Il y a des métamorphoses émouvantes. Celle du Tri plus que d’autres. Elle révèle ce qui était devenu illisible. Et plus : l’essentiel – l’esprit du bâtiment de Claude Prouvé – mieux qu’il ne l’avait fait lui-même. Dégagés jusqu’à l’os, les grands plateaux passés au blanc ou à des gammes de léger gris accueillent douze salles de commission, conteneurs démontables. Reconstruit grâce au savoir-faire de l’entreprise Van Santen, le mur-rideau de la façade orientale, quasi identique à l’original (châssis plus larges de 2 centimètres), est mis aux normes avec double vitrage, rupture de pont thermique, store intégré. Au-dessus de l’entrée, la dalle en béton, creusée, montre son ossature, nue, à la gloire de la vérité constructive et de cette architecture de trame célébrée par la modernité. Un double escalier roulant la frôle, se tend dans la lumière sous une marquise vitrée sans grand charme vers un nouveau bâtiment, parallèle au Tri, où se calent deux auditoriums (300 et 850 places). Construit en lieu et place des deux voûtes dédiées aux voies de la sncf, d’une des tours d’angle et des tuyaux rutilants d’aluminium, il répond à la structure scandée du Tri par une architecture de grands vides et de courbes, des sols filants et un mur-rideau impressionnant, ouvert à l’ouest. Avec ses panneaux de verre (6 x 3 mètres) tenus en pied, suspendus en tête et tirés selon une tension de 11 tonnes, sans contreventement, par des câbles et des ressorts repris par des jambes de force cachées dans le plénum, il rend hommage aux recherches des Prouvé. Comme d’ailleurs toute la façade double peau de ce flanc occidental du centre de congrès. Ses panneaux de verre, opalescents à l’extérieur, renvoient les bruits vers les voies de la sncf, ou au contraire, en s’espaçant, les laissent filer vers le parement intérieur (un complexe tôle perforée/isolant) qui les absorbe, évitant toute gêne aux habitants.

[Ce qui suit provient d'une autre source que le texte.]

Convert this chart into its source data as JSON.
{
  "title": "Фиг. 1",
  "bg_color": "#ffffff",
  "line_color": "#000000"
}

Sensibilité au contexte, attention à la ville, aux villes ! Celles d’avant hier, d’hier et d’aujourd’hui que cette création contemporaine, avec ses grandes vitres ouvertes aussi côté nord, associe, entremêle, réconcilie, avec force empathie pour leurs histoires et leurs réalités qu’elle articule en s’imposant comme un pivot, le nouveau cœur sensible de Nancy.